In Johnson v. Sullivan, 919 F.2d 503 (8th Cir. 1990), the court stated that the hourly rate may be
increased when there is “uncontested proof of an increase in the cost of living sufficient to justify
hourly attorney’s fees of more than $75.00 an hour,” such as a copy of the Consumer Price Index
In this instance, counsel requests attorney’s fees at an hourly rate of $125.00 for work
performed in 2012 and 2013. ECF No. 10, at 1. Defendant makes no objection to the rate requested
for either year, and the court finds the rate is reasonable. ECF No. 10, at 1. Accordingly, the
undersigned finds that counsel is entitled to an hourly rate of $125.00 for 2012 and 2013.
2. Reimbursement of Filing Fees
Counsel requests reimbursement of $350.00 in filing fees. ECF No. 10, at 1. The
Commissioner makes no objection to the reimbursement of filing fees in the amount of $350.00.

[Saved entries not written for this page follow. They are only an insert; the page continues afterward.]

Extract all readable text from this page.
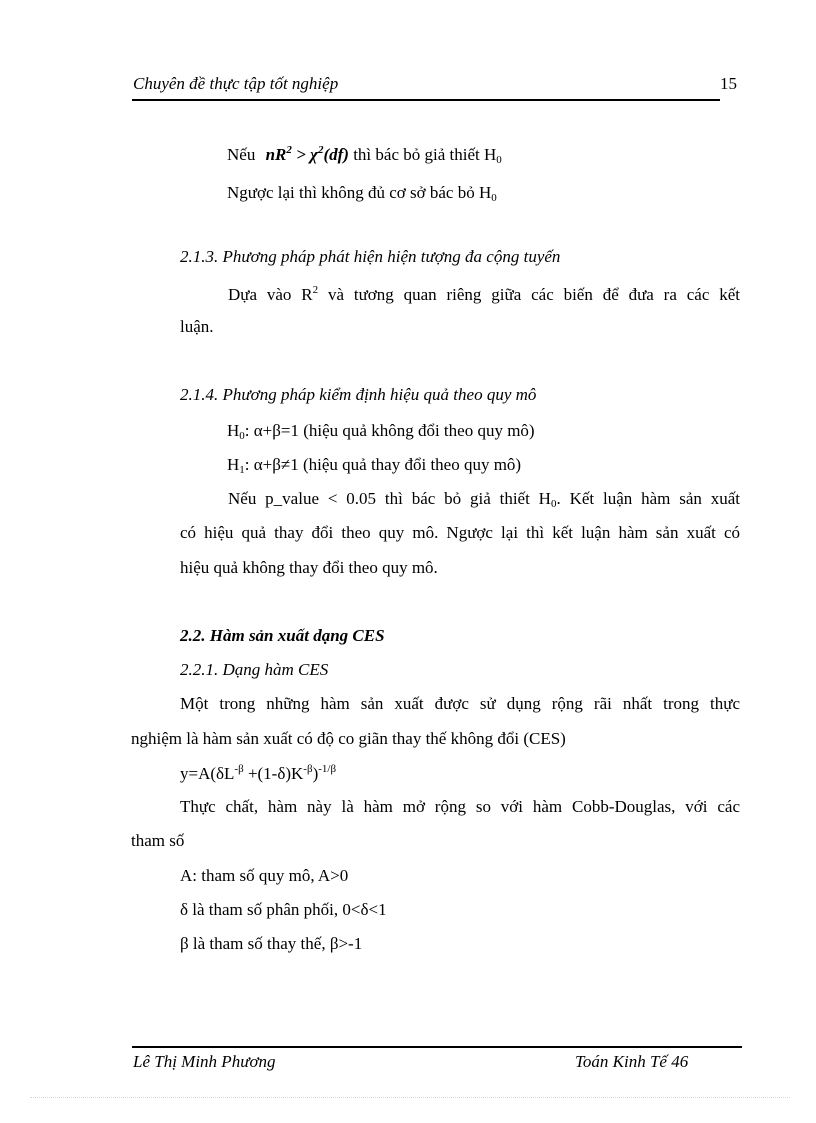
Chuyên đề thực tập tốt nghiệp	15
Nếu $nR^2 > \chi^2(df)$ thì bác bỏ giả thiết $H_0$
Ngược lại thì không đủ cơ sở bác bỏ $H_0$
2.1.3. Phương pháp phát hiện hiện tượng đa cộng tuyến
Dựa vào $R^2$ và tương quan riêng giữa các biến để đưa ra các kết
luận.
2.1.4. Phương pháp kiểm định hiệu quả theo quy mô
$H_0$: α+β=1 (hiệu quả không đổi theo quy mô)
$H_1$: α+β≠1 (hiệu quả thay đổi theo quy mô)
Nếu p_value < 0.05 thì bác bỏ giả thiết $H_0$. Kết luận hàm sản xuất
có hiệu quả thay đổi theo quy mô. Ngược lại thì kết luận hàm sản xuất có
hiệu quả không thay đổi theo quy mô.
2.2. Hàm sản xuất dạng CES
2.2.1. Dạng hàm CES
Một trong những hàm sản xuất được sử dụng rộng rãi nhất trong thực
nghiệm là hàm sản xuất có độ co giãn thay thế không đổi (CES)
$y=A(\delta L^{-\beta} +(1-\delta)K^{-\beta})^{-1/\beta}$
Thực chất, hàm này là hàm mở rộng so với hàm Cobb-Douglas, với các
tham số
A: tham số quy mô, A>0
δ là tham số phân phối, 0<δ<1
β là tham số thay thế, β>-1
Lê Thị Minh Phương	Toán Kinh Tế 46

ECF No. 14, at 1. Accordingly, the undersigned finds the request is reasonable and compensable
under 28 U.S.C. § 2412(c)(1); therefore, counsel is entitled to reimbursement of $350.00.
3. Fees Payable Directly to Plaintiff’s Attorney
Counsel requests that all fees be paid directly to him rather than to Plaintiff. ECF No. 10,
at 1.. In support of his position, Counsel contends Plaintiff has assigned her right to EAJA fees and
expenses to him. ECF No. 13. The Commissioner notes that an EAJA fee award is payable to the
prevailing litigant, not the attorney, citing Astrue v. Ratliff, 130 S.Ct. 2521, 2524 (2010).
According to the A-A Act, an assignment may be made “only after a claim is allowed, the
amount of the claim is decided, and a warrant for payment of the claim has been issued.” 31. U.S.C.
§ 3727(b). Additionally, the assignment shall specify the warrant, must be made freely, and must
be attested to by two witnesses. Id. The court finds that these requirements have not been met since
the EAJA order has not yet been issued. Furthermore, the undersigned feels that the task of
determining whether outstanding debts exist is best left to the government. Accordingly, pursuant
to Ratliff, the EAJA award should be made payable to Plaintiff. Ratliff, 130 S.Ct. at 2528. And, in
keeping with the common practice of this court, the court directs the EAJA award be mailed to
Based on the above, the court awards Plaintiff's attorney fees under the EAJA for 27.2
attorney hours at the rate of $125.00 per hour (total $3,400.00) and reimbursement of filing fees of
$350.00, for a total attorney's fee award of $3,750.00. This amount should be paid in addition to,
and not out of, any past due benefits which Plaintiff may be awarded in the future. Further, this
award should be made payable directly to Plaintiff, but properly mailed to Plaintiff’s attorney.1 The
parties are reminded that the award under the EAJA will be taken into account at such time as a
reasonable fee is determined pursuant to 42 U.S.C. § 406, in order to prevent double recovery by
counsel for the Plaintiff.
IT IS SO ORDERED this 13th day of November 2013.
/s/ J. Marschewski
HONORABLE JAMES R. MARSCHEWSKI
CHIEF UNITED STATES MAGISTRATE JUDGE
On June 14, 2010, the Supreme Court overturned Ratliff v. Astrue, 540 F.3d 800, 802 (8th Cir. 2008), and
held that an EAJA fee award is payable to the prevailing litigant, not the prevailing litigant’s attorney. Astrue v.
Ratliff, 130 S.Ct. 2521, 2252-2253 (2010). Therefore, any EAJA fee awarded by this court should be payable
directly to Plaintiff, but properly mailed to Plaintiff’s attorney.